API Key & Service Account Authentication
These authentication types require you to manually provide credentials:
- API Key: Copy an API key from the service’s settings and paste it into Langdock
- Service Account: Provide service account credentials (often a JSON file or key pair)
These are typically used for services that don’t support OAuth or for admin-level integrations that need broader access.
Connection Ownership
By default, connections are user-based and not shareable. This means:
- ✅ You can only see and use connections you created
- ✅ Actions performed use your access rights and permissions
- ✅ Your credentials are never exposed to other users
- ❌ Other users cannot directly use your OAuth connections
This design ensures security and compliance—your authorization remains yours.
Why User-Based?
When you authorize Langdock to access your Google Calendar, you’re granting permission for actions to be performed as you. Sharing that connection with others would mean they could act on your behalf, which violates the trust relationship established during OAuth consent.
Sharing Connections via Assistants
While connections are personal by default, there’s a powerful way to share their capabilities: attaching connections to assistants.
How It Works
When you create an assistant and add actions:
- Add an action to your assistant (e.g., “Create Calendar Event”)
- Select a connection to use with that action
- Share the assistant with others
Now anyone using that assistant can trigger the action using your pre-configured connection—without ever seeing your credentials.

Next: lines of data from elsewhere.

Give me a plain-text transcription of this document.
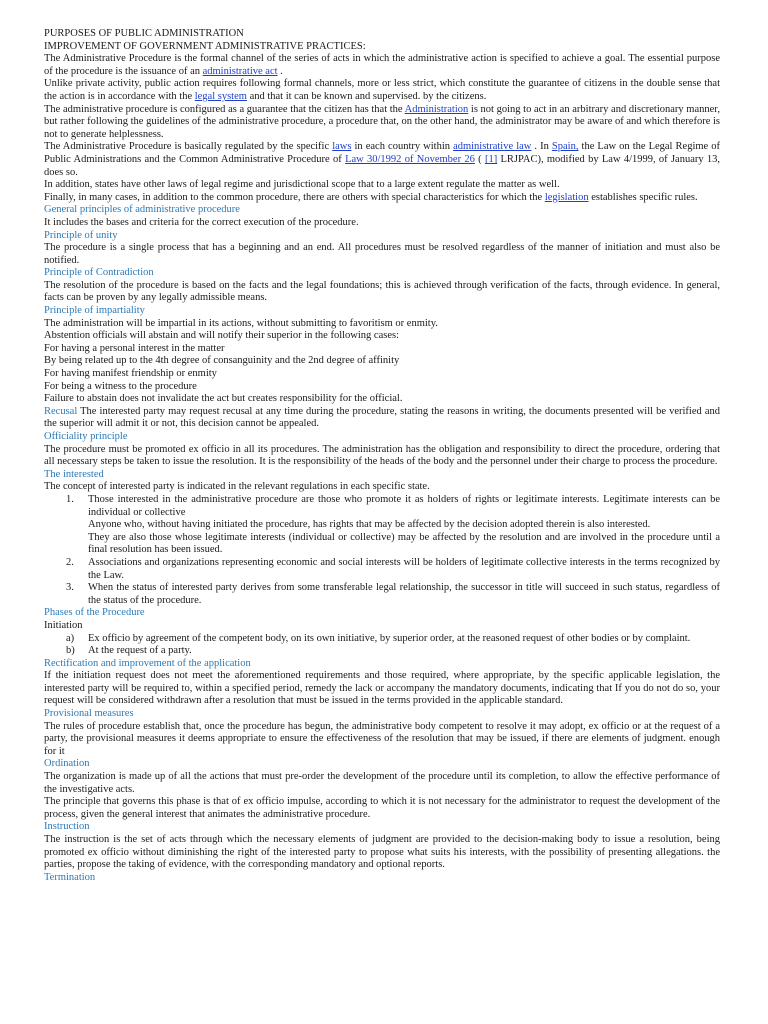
PURPOSES OF PUBLIC ADMINISTRATION

IMPROVEMENT OF GOVERNMENT ADMINISTRATIVE PRACTICES:

The Administrative Procedure is the formal channel of the series of acts in which the administrative action is specified to achieve a goal. The essential purpose of the procedure is the issuance of an administrative act .

Unlike private activity, public action requires following formal channels, more or less strict, which constitute the guarantee of citizens in the double sense that the action is in accordance with the legal system and that it can be known and supervised. by the citizens.

The administrative procedure is configured as a guarantee that the citizen has that the Administration is not going to act in an arbitrary and discretionary manner, but rather following the guidelines of the administrative procedure, a procedure that, on the other hand, the administrator may be aware of and which therefore is not to generate helplessness.

The Administrative Procedure is basically regulated by the specific laws in each country within administrative law . In Spain, the Law on the Legal Regime of Public Administrations and the Common Administrative Procedure of Law 30/1992 of November 26 ( [1] LRJPAC), modified by Law 4/1999, of January 13, does so.

In addition, states have other laws of legal regime and jurisdictional scope that to a large extent regulate the matter as well.

Finally, in many cases, in addition to the common procedure, there are others with special characteristics for which the legislation establishes specific rules.

General principles of administrative procedure

It includes the bases and criteria for the correct execution of the procedure.

Principle of unity

The procedure is a single process that has a beginning and an end. All procedures must be resolved regardless of the manner of initiation and must also be notified.

Principle of Contradiction

The resolution of the procedure is based on the facts and the legal foundations; this is achieved through verification of the facts, through evidence. In general, facts can be proven by any legally admissible means.

Principle of impartiality

The administration will be impartial in its actions, without submitting to favoritism or enmity.

Abstention officials will abstain and will notify their superior in the following cases:

For having a personal interest in the matter

By being related up to the 4th degree of consanguinity and the 2nd degree of affinity

For having manifest friendship or enmity

For being a witness to the procedure

Failure to abstain does not invalidate the act but creates responsibility for the official.

Recusal The interested party may request recusal at any time during the procedure, stating the reasons in writing, the documents presented will be verified and the superior will admit it or not, this decision cannot be appealed.

Officiality principle

The procedure must be promoted ex officio in all its procedures. The administration has the obligation and responsibility to direct the procedure, ordering that all necessary steps be taken to issue the resolution. It is the responsibility of the heads of the body and the personnel under their charge to process the procedure.

The interested

The concept of interested party is indicated in the relevant regulations in each specific state.

1. Those interested in the administrative procedure are those who promote it as holders of rights or legitimate interests. Legitimate interests can be individual or collective

Anyone who, without having initiated the procedure, has rights that may be affected by the decision adopted therein is also interested.

They are also those whose legitimate interests (individual or collective) may be affected by the resolution and are involved in the procedure until a final resolution has been issued.

2. Associations and organizations representing economic and social interests will be holders of legitimate collective interests in the terms recognized by the Law.

3. When the status of interested party derives from some transferable legal relationship, the successor in title will succeed in such status, regardless of the status of the procedure.

Phases of the Procedure

Initiation

a) Ex officio by agreement of the competent body, on its own initiative, by superior order, at the reasoned request of other bodies or by complaint.

b) At the request of a party.

Rectification and improvement of the application

If the initiation request does not meet the aforementioned requirements and those required, where appropriate, by the specific applicable legislation, the interested party will be required to, within a specified period, remedy the lack or accompany the mandatory documents, indicating that If you do not do so, your request will be considered withdrawn after a resolution that must be issued in the terms provided in the applicable standard.

Provisional measures

The rules of procedure establish that, once the procedure has begun, the administrative body competent to resolve it may adopt, ex officio or at the request of a party, the provisional measures it deems appropriate to ensure the effectiveness of the resolution that may be issued, if there are elements of judgment. enough for it

Ordination

The organization is made up of all the actions that must pre-order the development of the procedure until its completion, to allow the effective performance of the investigative acts.

The principle that governs this phase is that of ex officio impulse, according to which it is not necessary for the administrator to request the development of the process, given the general interest that animates the administrative procedure.

Instruction

The instruction is the set of acts through which the necessary elements of judgment are provided to the decision-making body to issue a resolution, being promoted ex officio without diminishing the right of the interested party to propose what suits his interests, with the possibility of presenting allegations. the parties, propose the taking of evidence, with the corresponding mandatory and optional reports.

Termination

Example: You create a “Team Calendar Assistant” with a “Create Event” action linked to your Google Calendar connection. When a colleague uses this assistant to schedule a meeting, the event is created in your calendar using your credentials—but they never see your OAuth tokens.
Use Cases
- Team assistants: Create a shared assistant that can add events to a team calendar using your connection
- Workflow automation: Set up workflows where actions run with your credentials
- Departmental tools: Build assistants that interact with your CRM or project management tools
When sharing assistants with pre-configured connections, the actions will be performed using your account. Only attach connections you’re comfortable having others trigger.
Sharing Non-OAuth Connections Directly
Connections that use API Key, Service Account, or No Authentication can be shared directly with other users, groups, or your entire workspace.
Shareable Connection Types
| Auth Type | Directly Shareable? |
|---|
| OAuth | ❌ No |
| API Key | ✅ Yes |
| Service Account | ✅ Yes |
| None | ✅ Yes |
Why OAuth Can’t Be Shared Directly
OAuth tokens represent a specific user’s authorization and consent. Sharing them would:
- Violate the user’s agreement with the service provider
- Create security risks if tokens are leaked
- Make it impossible to track who performed which action
How to Share Non-OAuth Connections
If you have an API key connection (or another shareable type), workspace admins and connection owners can share it:
- Go to Integrations in your settings
- Find the connection you want to share
- Click Share and select recipients:
- Specific users: Share with individual team members
- Groups: Share with entire teams or departments
- Workspace: Make available to everyone
This is great for shared API keys like translation services, analytics tools, or internal APIs that the whole team should be able to use.
Who Can Share Connections?
| Role | Can Share |
|---|
| Connection owner | ✅ Their own non-OAuth connections |
| Workspace admin | ✅ Any non-OAuth connection in the workspace |
| Regular user | ❌ Only through assistants |
Choosing the Right Sharing Method
| Scenario | Recommended Approach |
|---|
| Team needs access to your calendar/CRM | Create an assistant with pre-configured actions |
| Shared API key for a service | Share the connection directly (if non-OAuth) |
| Personal workflow automation | Use your own connection in your assistant |
| Departmental tool access | Share via assistant with specific groups |
Summary
| Feature | OAuth | API Key / Service Account |
|---|
| User-owned | ✅ | ✅ |
| Direct sharing | ❌ | ✅ (to users, groups, workspace) |
| Share via assistant | ✅ | ✅ |
| Automatic token refresh | ✅ | N/A |
| Admin can share | ❌ | ✅ |
Understanding how connections work helps you build secure, collaborative workflows. Use assistant-based sharing for OAuth connections, and direct sharing for API keys and service accounts when appropriate.